Metric for signal amplitude
---------------------------
Our metric is OMA on a square wave, equivalent to A_N in fig. 52-14.
Oscilloscopes may not measure well on square waves [After the meeting:
there
is "V amplitude" = Vtop = Vbase where Vtop|base is the most prevalent
value
in the upper|lower portion of a pulse.  Needs repetitive signal?].  They
have two algorithms built in: "Eye amplitude" which is the difference
between the mean one and mean zero in the center 20% in time of an eye
diagram, and "Eye height"  which is
(mean "one" - 3.sigma) - (mean "zero" + 3.sigma).  The latter is too
pessimistic where ISI is present.  Other algorithms could be used, if we
knew what we wanted.

>>TAL - this topic relates to your other thoughts about not using
specific
test patterns but general traffic. I am certainly open to ideas on this,
but
I fear doing something too radical at this point (yet maybe such is
necessary). My larger concern is that I would want to be sure the tests
align with the specs and that the specs align with the modeling tool. As
we
discussed awhile back, there is currently some discrepancy in the tool
involving mask scaling.

Jitter calibration
------------------
We still cannot calibrate the jitter bathtub from the BERT.  One or
other of
the pattern generator and the error detector adds significant data
dependent
jitter.  This cannot be calibrated out in any convenient general way
like
root-sum-of-squares because it could combine constructively or
destructively
with the data dependent jitter of the device under test.  One
hypothetical
way forward would be to never try to measure "W" in a calibrated way,
but
apply SJ to the desired W.  I suppose this is useful when creating the
stressed eye if we think that the "W" from the pattern generator is
tolerable; this way we would avoid the "W" in the error detector.
[Further
thoughts while writing these notes: But we still need to calibrate the
transmitter under test jitter bathtub measurement, or drop the "shall"
from
this test.  Assuming the pattern generator has no "W" and calibrating to
SJ
seems too optimistic.]

>>TAL - my 5-dimensional matrix had only to do with jitter calibration
(and
measurement). Other than jitter, it really did not intend to deal with
setup
of a stressed eye. I basically like the jitter measurements we have
written
into the standard (bathtub curve, etc.), and I am still hoping that we
can
find a way to compensate for equipment inadequacies.

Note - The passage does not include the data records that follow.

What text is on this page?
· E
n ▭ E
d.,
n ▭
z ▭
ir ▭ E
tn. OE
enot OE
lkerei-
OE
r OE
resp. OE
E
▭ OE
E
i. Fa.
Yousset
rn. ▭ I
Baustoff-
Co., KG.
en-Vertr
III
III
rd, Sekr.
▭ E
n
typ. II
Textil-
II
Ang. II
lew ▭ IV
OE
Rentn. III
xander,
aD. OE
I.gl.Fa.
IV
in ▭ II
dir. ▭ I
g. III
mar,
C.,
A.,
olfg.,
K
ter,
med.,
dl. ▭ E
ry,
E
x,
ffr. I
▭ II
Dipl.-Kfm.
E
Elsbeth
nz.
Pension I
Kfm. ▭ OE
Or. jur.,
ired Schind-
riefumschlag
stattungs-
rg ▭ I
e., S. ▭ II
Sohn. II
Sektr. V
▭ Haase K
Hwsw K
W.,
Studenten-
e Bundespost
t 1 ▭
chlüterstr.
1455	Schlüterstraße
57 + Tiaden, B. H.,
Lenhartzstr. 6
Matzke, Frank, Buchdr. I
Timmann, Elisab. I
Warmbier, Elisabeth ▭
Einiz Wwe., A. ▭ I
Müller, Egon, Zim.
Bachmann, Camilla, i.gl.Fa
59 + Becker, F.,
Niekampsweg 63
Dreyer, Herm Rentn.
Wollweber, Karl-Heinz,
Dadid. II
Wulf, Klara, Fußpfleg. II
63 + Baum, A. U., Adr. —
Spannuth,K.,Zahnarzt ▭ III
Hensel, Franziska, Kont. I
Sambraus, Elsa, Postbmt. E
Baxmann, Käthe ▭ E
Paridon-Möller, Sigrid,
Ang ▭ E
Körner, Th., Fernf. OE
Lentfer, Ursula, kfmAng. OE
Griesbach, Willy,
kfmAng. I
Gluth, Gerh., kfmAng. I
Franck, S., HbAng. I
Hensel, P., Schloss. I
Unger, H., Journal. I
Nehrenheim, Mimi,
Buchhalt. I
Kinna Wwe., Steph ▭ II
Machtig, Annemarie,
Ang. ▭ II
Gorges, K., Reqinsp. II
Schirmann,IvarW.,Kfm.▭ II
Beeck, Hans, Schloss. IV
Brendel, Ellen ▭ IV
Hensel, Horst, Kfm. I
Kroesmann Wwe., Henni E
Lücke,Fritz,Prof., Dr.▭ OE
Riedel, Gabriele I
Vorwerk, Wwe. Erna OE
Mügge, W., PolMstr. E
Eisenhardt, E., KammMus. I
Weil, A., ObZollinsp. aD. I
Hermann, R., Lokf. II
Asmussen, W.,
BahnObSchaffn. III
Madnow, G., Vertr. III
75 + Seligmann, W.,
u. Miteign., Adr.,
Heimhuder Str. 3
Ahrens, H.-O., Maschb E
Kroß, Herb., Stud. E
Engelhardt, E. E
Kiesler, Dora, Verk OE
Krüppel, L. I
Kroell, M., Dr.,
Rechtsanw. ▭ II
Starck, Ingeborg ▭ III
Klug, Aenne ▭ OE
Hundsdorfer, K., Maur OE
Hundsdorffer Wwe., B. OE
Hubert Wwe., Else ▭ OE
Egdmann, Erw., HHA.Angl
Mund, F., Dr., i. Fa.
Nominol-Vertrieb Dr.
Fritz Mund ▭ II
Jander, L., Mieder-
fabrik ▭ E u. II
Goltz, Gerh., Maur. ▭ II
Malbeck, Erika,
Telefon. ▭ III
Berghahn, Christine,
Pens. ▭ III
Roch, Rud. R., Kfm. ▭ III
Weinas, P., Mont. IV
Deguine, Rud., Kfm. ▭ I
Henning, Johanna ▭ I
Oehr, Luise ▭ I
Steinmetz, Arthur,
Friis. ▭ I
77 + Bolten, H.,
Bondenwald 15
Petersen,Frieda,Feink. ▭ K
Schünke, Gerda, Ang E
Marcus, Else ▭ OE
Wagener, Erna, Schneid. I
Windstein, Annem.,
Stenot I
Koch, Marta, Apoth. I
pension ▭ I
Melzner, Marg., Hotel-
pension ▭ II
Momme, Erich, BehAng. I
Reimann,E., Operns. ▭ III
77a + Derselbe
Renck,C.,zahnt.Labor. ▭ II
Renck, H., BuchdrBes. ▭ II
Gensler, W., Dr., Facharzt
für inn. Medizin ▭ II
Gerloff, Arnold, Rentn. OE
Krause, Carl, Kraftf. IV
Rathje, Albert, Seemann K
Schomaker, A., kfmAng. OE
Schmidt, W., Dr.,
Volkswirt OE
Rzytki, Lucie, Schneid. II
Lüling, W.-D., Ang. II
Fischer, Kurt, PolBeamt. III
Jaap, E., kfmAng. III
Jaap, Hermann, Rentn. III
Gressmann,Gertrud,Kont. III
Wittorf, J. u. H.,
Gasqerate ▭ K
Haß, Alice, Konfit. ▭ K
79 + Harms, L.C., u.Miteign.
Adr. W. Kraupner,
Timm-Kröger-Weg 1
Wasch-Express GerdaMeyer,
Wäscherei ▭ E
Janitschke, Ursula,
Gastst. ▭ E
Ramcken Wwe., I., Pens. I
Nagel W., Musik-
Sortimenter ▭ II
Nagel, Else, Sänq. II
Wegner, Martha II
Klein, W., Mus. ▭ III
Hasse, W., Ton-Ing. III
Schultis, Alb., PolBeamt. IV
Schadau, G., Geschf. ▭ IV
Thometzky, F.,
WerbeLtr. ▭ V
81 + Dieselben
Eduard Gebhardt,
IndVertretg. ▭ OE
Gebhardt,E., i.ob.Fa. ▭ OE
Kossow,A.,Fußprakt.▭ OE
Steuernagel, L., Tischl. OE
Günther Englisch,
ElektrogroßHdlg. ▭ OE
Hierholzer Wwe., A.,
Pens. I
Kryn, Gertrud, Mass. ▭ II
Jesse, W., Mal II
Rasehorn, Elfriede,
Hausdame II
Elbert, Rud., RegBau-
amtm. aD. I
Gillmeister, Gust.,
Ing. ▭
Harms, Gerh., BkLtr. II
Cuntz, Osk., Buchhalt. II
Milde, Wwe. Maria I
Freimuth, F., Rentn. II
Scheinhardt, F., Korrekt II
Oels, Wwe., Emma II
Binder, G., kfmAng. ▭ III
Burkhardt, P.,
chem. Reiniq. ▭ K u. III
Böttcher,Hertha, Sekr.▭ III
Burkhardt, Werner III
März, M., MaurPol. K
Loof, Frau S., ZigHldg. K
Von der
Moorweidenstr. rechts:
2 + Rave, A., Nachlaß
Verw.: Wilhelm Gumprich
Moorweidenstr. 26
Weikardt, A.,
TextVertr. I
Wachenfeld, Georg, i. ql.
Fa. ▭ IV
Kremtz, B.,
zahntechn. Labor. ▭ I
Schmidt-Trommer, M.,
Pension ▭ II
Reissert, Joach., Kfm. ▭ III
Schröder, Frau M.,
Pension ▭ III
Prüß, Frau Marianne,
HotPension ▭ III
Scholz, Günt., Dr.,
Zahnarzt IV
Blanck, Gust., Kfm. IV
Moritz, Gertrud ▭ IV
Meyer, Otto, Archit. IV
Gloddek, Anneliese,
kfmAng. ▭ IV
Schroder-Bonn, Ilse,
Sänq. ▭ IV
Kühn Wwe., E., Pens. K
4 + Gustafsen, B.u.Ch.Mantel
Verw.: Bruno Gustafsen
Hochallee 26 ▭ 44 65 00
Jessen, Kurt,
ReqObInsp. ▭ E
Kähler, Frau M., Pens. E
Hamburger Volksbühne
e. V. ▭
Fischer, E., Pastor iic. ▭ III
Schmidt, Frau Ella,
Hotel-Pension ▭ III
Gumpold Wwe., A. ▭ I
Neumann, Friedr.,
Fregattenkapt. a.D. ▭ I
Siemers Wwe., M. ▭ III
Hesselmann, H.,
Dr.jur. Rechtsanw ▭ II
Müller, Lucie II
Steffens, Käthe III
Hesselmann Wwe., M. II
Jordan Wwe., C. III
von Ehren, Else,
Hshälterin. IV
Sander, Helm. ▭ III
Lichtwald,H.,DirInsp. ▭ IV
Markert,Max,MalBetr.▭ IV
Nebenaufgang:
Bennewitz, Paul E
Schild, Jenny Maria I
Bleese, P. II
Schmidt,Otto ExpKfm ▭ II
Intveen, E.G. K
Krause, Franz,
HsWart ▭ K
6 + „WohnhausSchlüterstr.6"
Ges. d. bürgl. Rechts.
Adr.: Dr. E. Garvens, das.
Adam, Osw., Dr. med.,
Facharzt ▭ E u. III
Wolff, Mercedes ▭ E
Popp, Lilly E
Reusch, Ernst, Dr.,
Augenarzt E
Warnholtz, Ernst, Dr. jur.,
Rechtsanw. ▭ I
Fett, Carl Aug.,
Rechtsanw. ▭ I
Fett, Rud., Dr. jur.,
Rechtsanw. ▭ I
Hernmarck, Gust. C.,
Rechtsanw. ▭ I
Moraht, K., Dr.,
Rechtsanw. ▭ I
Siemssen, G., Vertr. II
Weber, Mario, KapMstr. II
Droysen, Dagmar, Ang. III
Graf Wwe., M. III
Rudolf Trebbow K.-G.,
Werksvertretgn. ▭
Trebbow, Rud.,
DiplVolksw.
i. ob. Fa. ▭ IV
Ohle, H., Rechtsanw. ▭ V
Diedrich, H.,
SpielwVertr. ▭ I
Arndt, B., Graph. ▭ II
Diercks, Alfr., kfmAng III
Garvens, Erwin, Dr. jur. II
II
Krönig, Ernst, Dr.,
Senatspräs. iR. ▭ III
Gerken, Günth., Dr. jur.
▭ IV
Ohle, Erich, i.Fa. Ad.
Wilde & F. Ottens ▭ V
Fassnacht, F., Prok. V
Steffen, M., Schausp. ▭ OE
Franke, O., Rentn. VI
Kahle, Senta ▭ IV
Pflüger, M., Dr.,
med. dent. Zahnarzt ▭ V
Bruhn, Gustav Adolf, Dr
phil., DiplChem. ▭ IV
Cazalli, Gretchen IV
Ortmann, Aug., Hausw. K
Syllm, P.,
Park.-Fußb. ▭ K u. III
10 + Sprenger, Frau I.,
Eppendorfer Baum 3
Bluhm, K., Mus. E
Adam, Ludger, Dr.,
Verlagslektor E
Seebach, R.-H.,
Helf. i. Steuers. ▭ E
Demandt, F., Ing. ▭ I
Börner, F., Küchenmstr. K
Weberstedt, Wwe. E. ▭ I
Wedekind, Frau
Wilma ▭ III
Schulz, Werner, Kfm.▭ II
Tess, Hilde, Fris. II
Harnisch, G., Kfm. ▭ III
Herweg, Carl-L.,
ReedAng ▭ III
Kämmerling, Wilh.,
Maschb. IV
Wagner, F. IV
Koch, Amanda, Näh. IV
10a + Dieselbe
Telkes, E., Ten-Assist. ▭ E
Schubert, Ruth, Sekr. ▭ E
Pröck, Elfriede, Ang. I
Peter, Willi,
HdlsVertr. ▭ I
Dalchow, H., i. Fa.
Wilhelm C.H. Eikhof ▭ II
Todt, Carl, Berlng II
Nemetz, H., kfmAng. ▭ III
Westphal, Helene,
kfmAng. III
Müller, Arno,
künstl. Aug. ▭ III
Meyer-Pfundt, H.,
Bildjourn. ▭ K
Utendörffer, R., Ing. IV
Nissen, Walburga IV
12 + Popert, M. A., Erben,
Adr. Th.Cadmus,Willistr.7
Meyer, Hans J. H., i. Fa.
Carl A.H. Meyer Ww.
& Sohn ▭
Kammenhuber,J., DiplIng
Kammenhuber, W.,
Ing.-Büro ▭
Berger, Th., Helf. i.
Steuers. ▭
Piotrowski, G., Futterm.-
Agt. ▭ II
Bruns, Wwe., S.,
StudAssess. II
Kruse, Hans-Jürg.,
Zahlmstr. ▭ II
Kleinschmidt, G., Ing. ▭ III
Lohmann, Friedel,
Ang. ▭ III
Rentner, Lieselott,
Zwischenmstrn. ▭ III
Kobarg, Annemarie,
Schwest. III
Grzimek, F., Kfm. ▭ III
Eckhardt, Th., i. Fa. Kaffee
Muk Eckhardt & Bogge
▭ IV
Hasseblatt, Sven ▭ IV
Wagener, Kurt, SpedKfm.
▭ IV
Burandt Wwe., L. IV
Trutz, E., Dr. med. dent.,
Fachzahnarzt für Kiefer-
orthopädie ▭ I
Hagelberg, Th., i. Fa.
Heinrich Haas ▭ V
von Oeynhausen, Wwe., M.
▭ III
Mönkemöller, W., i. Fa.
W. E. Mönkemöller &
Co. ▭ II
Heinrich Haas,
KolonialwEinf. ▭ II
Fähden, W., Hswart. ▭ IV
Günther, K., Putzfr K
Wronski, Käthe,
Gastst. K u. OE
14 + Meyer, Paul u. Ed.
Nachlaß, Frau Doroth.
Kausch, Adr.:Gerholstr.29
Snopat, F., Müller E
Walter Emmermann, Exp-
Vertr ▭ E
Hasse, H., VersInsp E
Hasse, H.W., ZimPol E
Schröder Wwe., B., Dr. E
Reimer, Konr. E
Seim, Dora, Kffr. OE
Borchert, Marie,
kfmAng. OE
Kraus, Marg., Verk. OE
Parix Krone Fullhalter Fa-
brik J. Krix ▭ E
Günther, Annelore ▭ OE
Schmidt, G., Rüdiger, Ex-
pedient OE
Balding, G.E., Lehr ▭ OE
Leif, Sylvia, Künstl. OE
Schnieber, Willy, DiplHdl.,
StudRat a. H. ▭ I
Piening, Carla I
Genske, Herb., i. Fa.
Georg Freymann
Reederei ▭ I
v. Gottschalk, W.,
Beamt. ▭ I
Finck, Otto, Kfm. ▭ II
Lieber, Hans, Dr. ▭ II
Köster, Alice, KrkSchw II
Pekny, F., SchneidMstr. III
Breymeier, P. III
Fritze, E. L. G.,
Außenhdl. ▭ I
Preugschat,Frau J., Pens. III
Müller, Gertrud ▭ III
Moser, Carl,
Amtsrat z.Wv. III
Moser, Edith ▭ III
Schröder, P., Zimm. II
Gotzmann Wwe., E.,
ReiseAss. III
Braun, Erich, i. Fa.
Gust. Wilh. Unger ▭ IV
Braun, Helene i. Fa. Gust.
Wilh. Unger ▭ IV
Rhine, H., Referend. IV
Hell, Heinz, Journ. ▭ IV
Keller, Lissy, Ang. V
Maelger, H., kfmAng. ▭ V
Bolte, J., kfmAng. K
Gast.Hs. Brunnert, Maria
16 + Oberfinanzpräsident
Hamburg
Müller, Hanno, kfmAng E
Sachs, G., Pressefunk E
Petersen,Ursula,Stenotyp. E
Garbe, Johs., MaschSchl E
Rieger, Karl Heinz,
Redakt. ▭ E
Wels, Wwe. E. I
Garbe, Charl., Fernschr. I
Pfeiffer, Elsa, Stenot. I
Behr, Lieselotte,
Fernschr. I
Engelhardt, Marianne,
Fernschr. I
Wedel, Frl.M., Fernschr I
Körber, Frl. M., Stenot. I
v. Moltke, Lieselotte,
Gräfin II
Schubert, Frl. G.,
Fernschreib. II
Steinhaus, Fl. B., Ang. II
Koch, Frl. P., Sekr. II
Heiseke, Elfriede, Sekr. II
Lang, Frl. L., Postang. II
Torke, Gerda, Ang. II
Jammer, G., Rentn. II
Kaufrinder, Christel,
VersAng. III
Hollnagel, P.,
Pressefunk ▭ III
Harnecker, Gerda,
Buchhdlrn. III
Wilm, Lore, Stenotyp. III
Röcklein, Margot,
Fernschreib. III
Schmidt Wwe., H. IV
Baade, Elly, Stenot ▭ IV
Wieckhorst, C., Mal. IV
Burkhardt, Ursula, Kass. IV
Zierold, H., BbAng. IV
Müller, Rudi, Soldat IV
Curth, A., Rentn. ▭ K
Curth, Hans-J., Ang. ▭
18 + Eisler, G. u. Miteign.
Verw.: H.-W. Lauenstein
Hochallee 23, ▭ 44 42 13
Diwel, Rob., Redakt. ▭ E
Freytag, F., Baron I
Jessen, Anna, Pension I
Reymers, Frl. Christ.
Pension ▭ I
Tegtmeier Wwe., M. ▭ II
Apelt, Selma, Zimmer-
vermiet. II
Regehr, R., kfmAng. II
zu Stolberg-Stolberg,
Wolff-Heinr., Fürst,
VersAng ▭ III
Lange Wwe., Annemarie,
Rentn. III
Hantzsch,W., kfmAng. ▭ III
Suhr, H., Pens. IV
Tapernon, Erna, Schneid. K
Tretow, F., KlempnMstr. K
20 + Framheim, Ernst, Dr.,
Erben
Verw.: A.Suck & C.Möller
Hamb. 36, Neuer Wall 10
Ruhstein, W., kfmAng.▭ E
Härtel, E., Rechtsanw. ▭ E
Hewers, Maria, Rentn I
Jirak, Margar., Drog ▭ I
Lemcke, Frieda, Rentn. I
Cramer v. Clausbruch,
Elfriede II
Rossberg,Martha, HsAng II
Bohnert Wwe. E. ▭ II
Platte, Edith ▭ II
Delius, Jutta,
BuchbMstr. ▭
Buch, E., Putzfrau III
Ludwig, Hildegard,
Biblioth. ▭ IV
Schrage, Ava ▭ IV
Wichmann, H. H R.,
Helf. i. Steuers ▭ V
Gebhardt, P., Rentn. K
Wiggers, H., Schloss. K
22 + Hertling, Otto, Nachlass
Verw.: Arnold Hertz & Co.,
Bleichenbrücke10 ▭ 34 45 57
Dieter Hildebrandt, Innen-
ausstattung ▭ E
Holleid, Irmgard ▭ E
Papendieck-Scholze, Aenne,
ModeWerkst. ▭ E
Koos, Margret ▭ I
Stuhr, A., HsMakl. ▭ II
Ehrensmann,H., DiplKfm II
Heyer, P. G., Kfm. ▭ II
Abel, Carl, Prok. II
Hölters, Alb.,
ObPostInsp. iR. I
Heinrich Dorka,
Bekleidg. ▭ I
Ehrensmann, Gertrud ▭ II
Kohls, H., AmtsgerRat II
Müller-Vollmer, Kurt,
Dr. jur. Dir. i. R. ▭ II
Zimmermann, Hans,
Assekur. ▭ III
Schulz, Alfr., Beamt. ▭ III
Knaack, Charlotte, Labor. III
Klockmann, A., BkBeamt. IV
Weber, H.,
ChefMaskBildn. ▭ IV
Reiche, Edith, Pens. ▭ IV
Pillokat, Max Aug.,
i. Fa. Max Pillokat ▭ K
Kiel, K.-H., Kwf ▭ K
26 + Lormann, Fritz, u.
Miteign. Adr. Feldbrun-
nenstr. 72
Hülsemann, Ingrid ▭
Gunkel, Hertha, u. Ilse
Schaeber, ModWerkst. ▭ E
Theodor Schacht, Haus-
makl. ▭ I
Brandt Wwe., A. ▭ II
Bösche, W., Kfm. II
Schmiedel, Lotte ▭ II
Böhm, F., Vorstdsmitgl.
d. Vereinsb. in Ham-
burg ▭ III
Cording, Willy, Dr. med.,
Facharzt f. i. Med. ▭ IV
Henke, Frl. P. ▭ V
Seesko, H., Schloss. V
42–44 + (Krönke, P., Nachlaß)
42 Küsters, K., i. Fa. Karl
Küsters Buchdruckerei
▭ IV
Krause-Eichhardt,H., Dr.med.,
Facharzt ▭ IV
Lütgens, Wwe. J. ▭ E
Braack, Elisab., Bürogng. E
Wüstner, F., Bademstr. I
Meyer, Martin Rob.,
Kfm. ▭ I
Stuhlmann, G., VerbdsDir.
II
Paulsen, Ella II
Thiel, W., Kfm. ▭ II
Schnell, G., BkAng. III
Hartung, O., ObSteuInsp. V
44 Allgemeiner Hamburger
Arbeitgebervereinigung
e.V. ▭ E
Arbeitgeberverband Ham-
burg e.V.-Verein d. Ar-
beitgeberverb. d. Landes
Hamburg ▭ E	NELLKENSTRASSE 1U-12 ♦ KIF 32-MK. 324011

Discussion of Juergen's jitter measurements
-------------------------------------------
See email thread.  Juergen gave some ballpark estimates of ageing margin
in
jitter terms: e.g. 0.1 UI margin, or where SONET/SDH require 0.15 UI
jitter
tolerance, expect to see 0.3 in the lab.  He hopes to continue his
jitter
measurements.

What does DCD mean?
-------------------
DCD stand for duty cycle distortion.  More precisely, we have two
competing
definitions:
A.      The average pulse shrinkage of isolated ones, or pulse
lengthening
of isolated zeroes.  This can be determined with an oscilloscope, either
with a square wave (not 1010 - too pessimistic) or on an eye diagram, by
comparing the average time at which the rising edges cross 50% and the
average time at which the falling edges cross 50%.  As the position of
the
edges is pattern dependent, these two measurements would give slightly
different results.

>>TAL - FC bases this on mixed data crossings as you describe below.
Based
on fractional UI. This is obviously very difficult to measure on an eye
when
other jitter exceeds the DCD.

B.      Twice the amount by which the shortest isolated symbol in a
sequence
is shorter than the nominal symbol period.  This could be determined
with a
time interval analyser or a scope triggered on the pattern.
In either case we don't seem to care whether it is one or zero which has
shrunk, and we quote a positive number.
Fibre Channel follows definition A.  My scope instructions describe the
eye
diagram method, and also a "duty cycle" measurement for a square wave.
In
Gigabit Ethernet, and considering the way the Gigabit link model works,
it
appears that definition B is more relevant, at least when using the
8B10B
code [separately, Jonathan pointed out that type A distortion will
affect
the receiver's slicing level].
Petar suggested we should consult the official IEEE dictionary (IEEE
100,
The Authoritative Dictionary of IEEE Standards Terms) which is not on
line
(http://standards.ieee.org/faqs/Std100.html ).  Dear reader, if you have
this
book, is Duty Cycle Distortion defined there?
On the call it was felt that 6 ps of average shrinkage would be
excessive.
If that is the consensus view, we could keep the 6 ps, if that's a
reasonable amount, and change the name to "instantaneous pulse
shrinkage" or
similar.  Or, we could keep the name, use definition A, and reduce the
amount, probably to an insignificant amount so that we would not have to
create it in the stressed eye generator.  The prospect of managing both
types of pulse shrinkage was viewed with disfavour; things are
over-complicated already and we were having this discussion with a view
to
simplification!

>>TAL - I'm sure that like most, I care less about what has been done
historically than what is appropriate to do now. I also care a lot about
what is doable with reasonable effort and expense.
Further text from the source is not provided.